As for my country, Pakistan, it is deeply concerned over the recent developments.

Our leadership has underscored the imperative of avoidance of conflict, exercise of maximum restraint, and de-escalation of tensions.

We believe that all parties must abide by the UN Charter principles of international law to settle differences through peaceful means.

Pakistan stands ready to play a role in preventing further escalation and maintaining regional peace and stability.


Panel discussions:

Provide 5-7minute introductory comments and input.

On-stage debate among the panelists.

The guiding questions for your panel include:

1. In what ways is HOPE similar or different from past proposals and initiatives for regional dialogue and cooperation?

Regional approach has six critical elements:

Dialogue – All concerned parties can help resolve issues by talking to each other.

Non-interference from external powers: US has built alliances and heavy presence.

Non-aggression by anyone in the region or by external forces like the US.

Confidence building: 

Freedom of Navigation and Energy security.

Counter terrorism: ISIS.

Past attempts for dialogue:

  1. During Iran Iraq war, UN tried to mediate.
  2. OIC sp summit 1997, sidelines Rafsanjai and Abdullah met for four hours.
  3. Rafsanjani visited KSA in 1998 as former president.
  4. Musharraf 2004 visited Iran to try and help.
  5. Post Yemen crisis, NS government also offered to help.
  6. Post UNGA summit 2019, PM IK also visited both Iran and KSA.

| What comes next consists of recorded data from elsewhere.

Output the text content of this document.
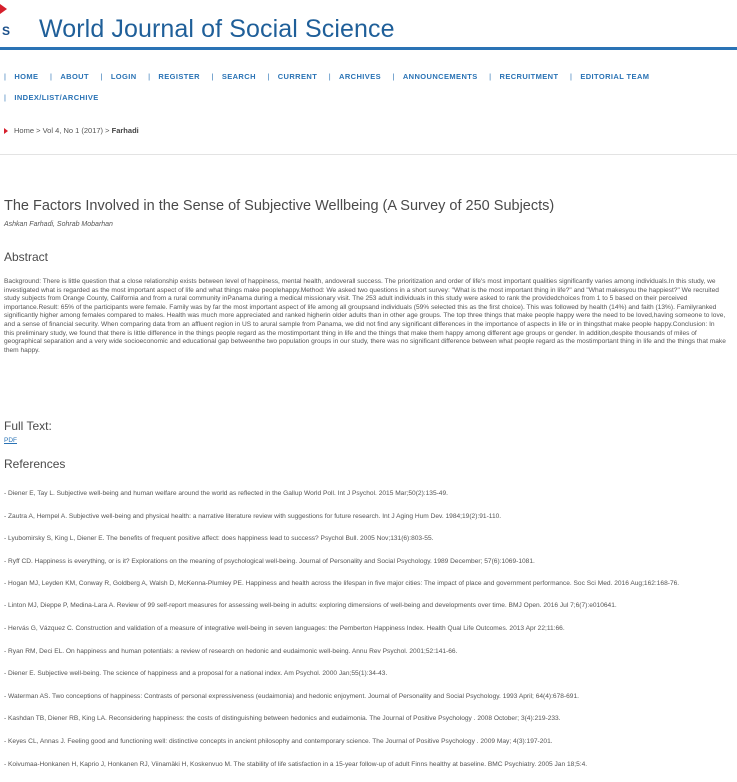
S World Journal of Social Science
| HOME | ABOUT | LOGIN | REGISTER | SEARCH | CURRENT | ARCHIVES | ANNOUNCEMENTS | RECRUITMENT | EDITORIAL TEAM
| INDEX/LIST/ARCHIVE
Home > Vol 4, No 1 (2017) > Farhadi
The Factors Involved in the Sense of Subjective Wellbeing (A Survey of 250 Subjects)
Ashkan Farhadi, Sohrab Mobarhan
Abstract
Background: There is little question that a close relationship exists between level of happiness, mental health, andoverall success. The prioritization and order of life's most important qualities significantly varies among individuals.In this study, we investigated what is regarded as the most important aspect of life and what things make peoplehappy.Method: We asked two questions in a short survey: "What is the most important thing in life?" and "What makesyou the happiest?" We recruited study subjects from Orange County, California and from a rural community inPanama during a medical missionary visit. The 253 adult individuals in this study were asked to rank the providedchoices from 1 to 5 based on their perceived importance.Result: 65% of the participants were female. Family was by far the most important aspect of life among all groupsand individuals (59% selected this as the first choice). This was followed by health (14%) and faith (13%). Familyranked significantly higher among females compared to males. Health was much more appreciated and ranked higherin older adults than in other age groups. The top three things that make people happy were the need to be loved,having someone to love, and a sense of financial security. When comparing data from an affluent region in US to arural sample from Panama, we did not find any significant differences in the importance of aspects in life or in thingsthat make people happy.Conclusion: In this preliminary study, we found that there is little difference in the things people regard as the mostimportant thing in life and the things that make them happy among different age groups or gender. In addition,despite thousands of miles of geographical separation and a very wide socioeconomic and educational gap betweenthe two population groups in our study, there was no significant difference between what people regard as the mostimportant thing in life and the things that make them happy.
Full Text:
PDF
References
- Diener E, Tay L. Subjective well-being and human welfare around the world as reflected in the Gallup World Poll. Int J Psychol. 2015 Mar;50(2):135-49.
- Zautra A, Hempel A. Subjective well-being and physical health: a narrative literature review with suggestions for future research. Int J Aging Hum Dev. 1984;19(2):91-110.
- Lyubomirsky S, King L, Diener E. The benefits of frequent positive affect: does happiness lead to success? Psychol Bull. 2005 Nov;131(6):803-55.
- Ryff CD. Happiness is everything, or is it? Explorations on the meaning of psychological well-being. Journal of Personality and Social Psychology. 1989 December; 57(6):1069-1081.
- Hogan MJ, Leyden KM, Conway R, Goldberg A, Walsh D, McKenna-Plumley PE. Happiness and health across the lifespan in five major cities: The impact of place and government performance. Soc Sci Med. 2016 Aug;162:168-76.
- Linton MJ, Dieppe P, Medina-Lara A. Review of 99 self-report measures for assessing well-being in adults: exploring dimensions of well-being and developments over time. BMJ Open. 2016 Jul 7;6(7):e010641.
- Hervás G, Vázquez C. Construction and validation of a measure of integrative well-being in seven languages: the Pemberton Happiness Index. Health Qual Life Outcomes. 2013 Apr 22;11:66.
- Ryan RM, Deci EL. On happiness and human potentials: a review of research on hedonic and eudaimonic well-being. Annu Rev Psychol. 2001;52:141-66.
- Diener E. Subjective well-being. The science of happiness and a proposal for a national index. Am Psychol. 2000 Jan;55(1):34-43.
- Waterman AS. Two conceptions of happiness: Contrasts of personal expressiveness (eudaimonia) and hedonic enjoyment. Journal of Personality and Social Psychology. 1993 April; 64(4):678-691.
- Kashdan TB, Diener RB, King LA. Reconsidering happiness: the costs of distinguishing between hedonics and eudaimonia. The Journal of Positive Psychology . 2008 October; 3(4):219-233.
- Keyes CL, Annas J. Feeling good and functioning well: distinctive concepts in ancient philosophy and contemporary science. The Journal of Positive Psychology . 2009 May; 4(3):197-201.
- Koivumaa-Honkanen H, Kaprio J, Honkanen RJ, Viinamäki H, Koskenvuo M. The stability of life satisfaction in a 15-year follow-up of adult Finns healthy at baseline. BMC Psychiatry. 2005 Jan 18;5:4.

2. What are the main qualifications and principles for a successful regional architecture?


Mutual trust.

Confidence building.

Common interests: energy security, freedom of navigation.

Counter terrorism.

3. What is the role of the UN and the broader international community in contributing to the future peace and stability of the region?

UN is best suited to help bring peace in the region based on UN Charter principles. The UN’s help would also have greater legitimacy.

However, this may not be a realistic option as the UN is impeded by the veto power that the US and four other major powers possess. Getting a consensus of all veto powers is difficult.

4. What are the most probable scenarios for the region in the coming year? More fragmentation or integration?

Uneasy peace is likely to prevail as everyone realizes that war could have disastrous consequences for all.